L’inventeur du temps gratuit
par Robert Lebel
Tous les photos reproduit ici étaient publiée avec l’article original.
(Le surréalisme, même, Paris, nº 2, printemps 1957.)
Dès qu’il laissait derrière soi, vers la pointe de l’île, la silhouette mutilée déjà du terminus, l’Elevated pénétrait dans des rues étroites dont il frôlait les façades aux escaliers de fer. Front street, Pearl street qu’il recouvrait et calfeutrait comme de longs tunnels, ne menaient au-dessous de lui, dans l’intervalle de ses ébranlements, qu’une existence illusoire et silencieuse d’ancien décor. Scellées de volets imprenables ou aveuglées de crasse, les fenêtres avaient cessé l’une après l’autre de s’ouvrir. C’était, entre les docks de l’East River et les gratte-ciel de Wall street, l’étrange ville morte où tout ce que New York recelait de menaçant venait se terrer et attendre.
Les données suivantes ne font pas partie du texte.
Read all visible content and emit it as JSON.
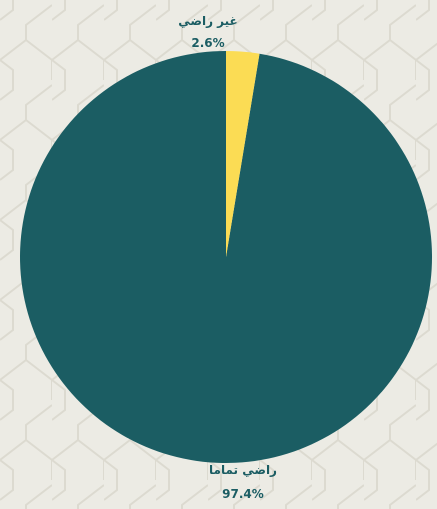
{
  "chart_data": {
    "type": "pie",
    "categories": [
      "راضي تماما",
      "غير راضي"
    ],
    "values": [
      97.4,
      2.6
    ],
    "value_labels": [
      "97.4%",
      "2.6%"
    ],
    "colors": [
      "#1b5d63",
      "#fbdc54"
    ],
    "title": "",
    "legend": "none",
    "start_angle_deg": 0,
    "direction": "counterclockwise"
  },
  "background": {
    "color": "#ecebe4",
    "pattern_color": "#dcdad0"
  }
}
Ce quartier m’attirait et j’ai souhaité d’y vivre mais les maisons y étaient à ce point inhabitées qu’un locataire éventuel y faisait aussitôt figure de suspect. Personne ne voulait croire que l’on songeât sérieusement à s’établir dans ces bâtisses délabrées, à l’écart de tout ce que le zèle urbaniste proposait de dignité et de confort. En vain avançais-je l’excuse que je me donne volontiers d’être artiste. Cet argument qui est accueilli souvent avec indulgence ne provoquait ici qu’un surcroît de méfiance et d’hostilité.
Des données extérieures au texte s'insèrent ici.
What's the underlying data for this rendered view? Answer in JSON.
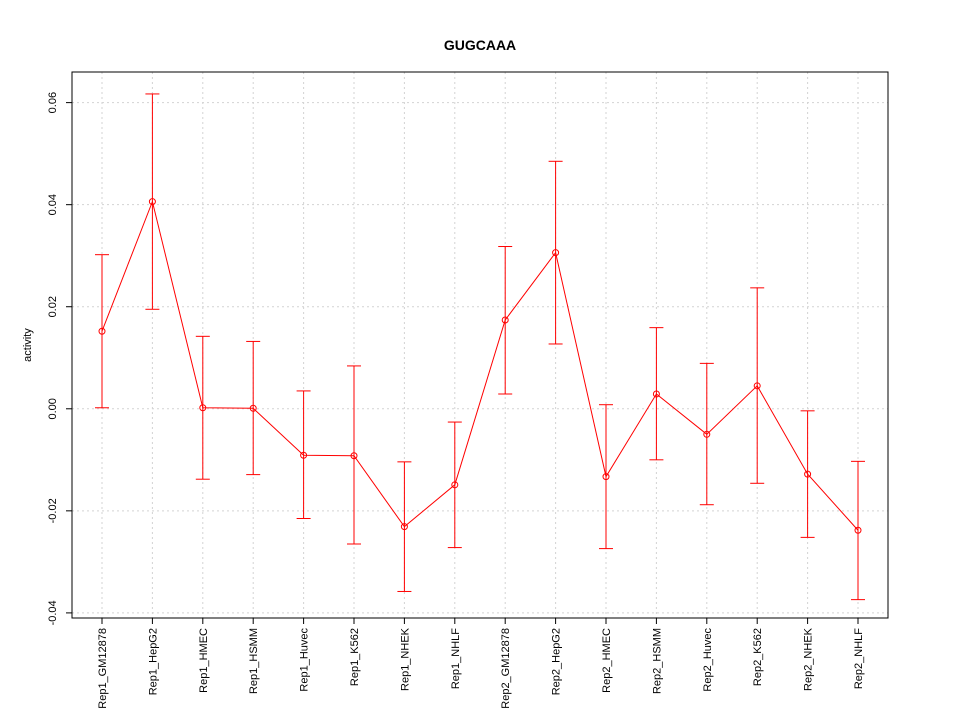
{
  "chart_data": {
    "type": "line",
    "title": "GUGCAAA",
    "xlabel": "",
    "ylabel": "activity",
    "ylim": [
      -0.041,
      0.066
    ],
    "yticks": [
      -0.04,
      -0.02,
      0.0,
      0.02,
      0.04,
      0.06
    ],
    "ytick_labels": [
      "-0.04",
      "-0.02",
      "0.00",
      "0.02",
      "0.04",
      "0.06"
    ],
    "grid": true,
    "categories": [
      "Rep1_GM12878",
      "Rep1_HepG2",
      "Rep1_HMEC",
      "Rep1_HSMM",
      "Rep1_Huvec",
      "Rep1_K562",
      "Rep1_NHEK",
      "Rep1_NHLF",
      "Rep2_GM12878",
      "Rep2_HepG2",
      "Rep2_HMEC",
      "Rep2_HSMM",
      "Rep2_Huvec",
      "Rep2_K562",
      "Rep2_NHEK",
      "Rep2_NHLF"
    ],
    "series": [
      {
        "color": "#ff0000",
        "values": [
          0.0152,
          0.0406,
          0.0002,
          0.0001,
          -0.0091,
          -0.0092,
          -0.0231,
          -0.0149,
          0.0174,
          0.0306,
          -0.0133,
          0.0029,
          -0.005,
          0.0045,
          -0.0128,
          -0.0238
        ],
        "err_low": [
          0.0002,
          0.0195,
          -0.0138,
          -0.0129,
          -0.0215,
          -0.0265,
          -0.0358,
          -0.0272,
          0.0029,
          0.0127,
          -0.0274,
          -0.01,
          -0.0188,
          -0.0146,
          -0.0252,
          -0.0374
        ],
        "err_high": [
          0.0302,
          0.0617,
          0.0142,
          0.0132,
          0.0035,
          0.0084,
          -0.0104,
          -0.0026,
          0.0318,
          0.0485,
          0.0008,
          0.0159,
          0.0089,
          0.0237,
          -0.0004,
          -0.0103
        ]
      }
    ]
  }
}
Je n’en poursuivais pas moins mes démarches de porte en porte. La déception que j’éprouvais à me heurter inévitablement à de nouveaux échecs se trouvait amplement compensée par mes découvertes à l’intérieur des maisons que je visitais de fond en comble. J’y errais parfois deux ou trois heures sans rencontrer un être vivant. C’est au cours de l’exploration d’un immeuble qui me parut totalement abandonné que je lus à une porte l’inscription suivante, en français:
A. Loride, L’Inventeur du Temps Gratuit – Cela était écrit à la plume, négligemment, sur une feuille de papier fixée par deux clous.
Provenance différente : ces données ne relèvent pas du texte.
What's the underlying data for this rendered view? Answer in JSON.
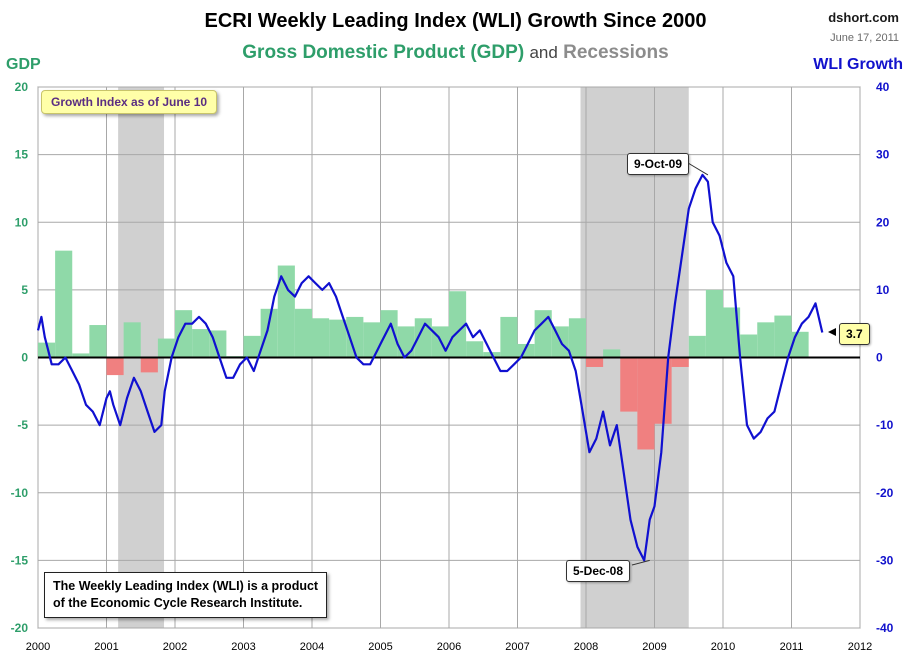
{
  "header": {
    "title": "ECRI Weekly Leading Index (WLI) Growth Since 2000",
    "subtitle_gdp": "Gross Domestic Product (GDP)",
    "subtitle_and": "and",
    "subtitle_recessions": "Recessions",
    "source": "dshort.com",
    "date": "June 17, 2011"
  },
  "annotations": {
    "growth_index": "Growth Index as of June 10",
    "note_line1": "The Weekly Leading Index (WLI) is a product",
    "note_line2": "of the Economic Cycle Research Institute.",
    "peak": "9-Oct-09",
    "trough": "5-Dec-08",
    "latest": "3.7"
  },
  "colors": {
    "wli_line": "#1010d0",
    "gdp_positive": "#8fd9a8",
    "gdp_negative": "#f08080",
    "recession": "#d0d0d0",
    "gdp_axis": "#2e9e6a",
    "wli_axis": "#1111cc"
  },
  "chart_data": {
    "type": "line",
    "ylabel": "GDP",
    "y2label": "WLI Growth",
    "xlim": [
      2000,
      2012
    ],
    "ylim": [
      -20,
      20
    ],
    "y2lim": [
      -40,
      40
    ],
    "x_ticks": [
      "2000",
      "2001",
      "2002",
      "2003",
      "2004",
      "2005",
      "2006",
      "2007",
      "2008",
      "2009",
      "2010",
      "2011",
      "2012"
    ],
    "y_ticks": [
      "20",
      "15",
      "10",
      "5",
      "0",
      "-5",
      "-10",
      "-15",
      "-20"
    ],
    "y2_ticks": [
      "40",
      "30",
      "20",
      "10",
      "0",
      "-10",
      "-20",
      "-30",
      "-40"
    ],
    "grid": true,
    "recessions": [
      [
        2001.17,
        2001.84
      ],
      [
        2007.92,
        2009.5
      ]
    ],
    "gdp_quarterly": {
      "name": "Gross Domestic Product (GDP)",
      "start": 2000.0,
      "values": [
        1.1,
        7.9,
        0.3,
        2.4,
        -1.3,
        2.6,
        -1.1,
        1.4,
        3.5,
        2.1,
        2.0,
        0.1,
        1.6,
        3.6,
        6.8,
        3.6,
        2.9,
        2.8,
        3.0,
        2.6,
        3.5,
        2.3,
        2.9,
        2.3,
        4.9,
        1.2,
        0.4,
        3.0,
        1.0,
        3.5,
        2.3,
        2.9,
        -0.7,
        0.6,
        -4.0,
        -6.8,
        -4.9,
        -0.7,
        1.6,
        5.0,
        3.7,
        1.7,
        2.6,
        3.1,
        1.9
      ]
    },
    "series": [
      {
        "name": "WLI Growth",
        "x": [
          2000.0,
          2000.05,
          2000.1,
          2000.15,
          2000.2,
          2000.3,
          2000.4,
          2000.5,
          2000.6,
          2000.7,
          2000.8,
          2000.9,
          2001.0,
          2001.05,
          2001.1,
          2001.2,
          2001.3,
          2001.4,
          2001.5,
          2001.6,
          2001.7,
          2001.8,
          2001.85,
          2001.95,
          2002.05,
          2002.15,
          2002.25,
          2002.35,
          2002.45,
          2002.55,
          2002.65,
          2002.75,
          2002.85,
          2002.95,
          2003.05,
          2003.15,
          2003.25,
          2003.35,
          2003.45,
          2003.55,
          2003.65,
          2003.75,
          2003.85,
          2003.95,
          2004.05,
          2004.15,
          2004.25,
          2004.35,
          2004.45,
          2004.55,
          2004.65,
          2004.75,
          2004.85,
          2004.95,
          2005.05,
          2005.15,
          2005.25,
          2005.35,
          2005.45,
          2005.55,
          2005.65,
          2005.75,
          2005.85,
          2005.95,
          2006.05,
          2006.15,
          2006.25,
          2006.35,
          2006.45,
          2006.55,
          2006.65,
          2006.75,
          2006.85,
          2006.95,
          2007.05,
          2007.15,
          2007.25,
          2007.35,
          2007.45,
          2007.55,
          2007.65,
          2007.75,
          2007.85,
          2007.95,
          2008.05,
          2008.15,
          2008.25,
          2008.35,
          2008.45,
          2008.55,
          2008.65,
          2008.75,
          2008.85,
          2008.93,
          2009.0,
          2009.1,
          2009.2,
          2009.3,
          2009.4,
          2009.5,
          2009.6,
          2009.7,
          2009.78,
          2009.85,
          2009.95,
          2010.05,
          2010.15,
          2010.25,
          2010.35,
          2010.45,
          2010.55,
          2010.65,
          2010.75,
          2010.85,
          2010.95,
          2011.05,
          2011.15,
          2011.25,
          2011.35,
          2011.45
        ],
        "y": [
          4,
          6,
          3,
          1,
          -1,
          -1,
          0,
          -2,
          -4,
          -7,
          -8,
          -10,
          -6,
          -5,
          -7,
          -10,
          -6,
          -3,
          -5,
          -8,
          -11,
          -10,
          -5,
          0,
          3,
          5,
          5,
          6,
          5,
          3,
          0,
          -3,
          -3,
          -1,
          0,
          -2,
          1,
          4,
          9,
          12,
          10,
          9,
          11,
          12,
          11,
          10,
          11,
          9,
          6,
          3,
          0,
          -1,
          -1,
          1,
          3,
          5,
          2,
          0,
          1,
          3,
          5,
          4,
          3,
          1,
          3,
          4,
          5,
          3,
          4,
          2,
          0,
          -2,
          -2,
          -1,
          0,
          2,
          4,
          5,
          6,
          4,
          2,
          1,
          -2,
          -8,
          -14,
          -12,
          -8,
          -13,
          -10,
          -17,
          -24,
          -28,
          -30,
          -24,
          -22,
          -14,
          0,
          8,
          15,
          22,
          25,
          27,
          26,
          20,
          18,
          14,
          12,
          0,
          -10,
          -12,
          -11,
          -9,
          -8,
          -4,
          0,
          3,
          5,
          6,
          8,
          3.7
        ]
      }
    ]
  }
}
J’avais déjà pu parcourir, aux autres étages, les bureaux d’une compagnie de navigation, l’atelier d’une imprimerie et un établissement de bains, tous également déserts. J’entrai donc sans hésiter. Il était trois heures de l’après-midi d’un jour ouvrable.
Au centre d’une sorte de vaste entrepôt extraordinairement encombré, un homme entièrement nu exécutait des mouvements de culture physique. Il se retourna et je constatai qu’il devait avoir dépassé cinquante ans, bien que son corps fût toujours assez svelte. Il était glabre et son apparence de méticuleuse propreté dans un tel milieu surprenait. Pourtant je fus surtout frappé par son absence d’embarras. Sans penser à se couvrir, à marquer son étonnement ou à justifier sa tenue, il me considérait avec calme et attendait mes explications.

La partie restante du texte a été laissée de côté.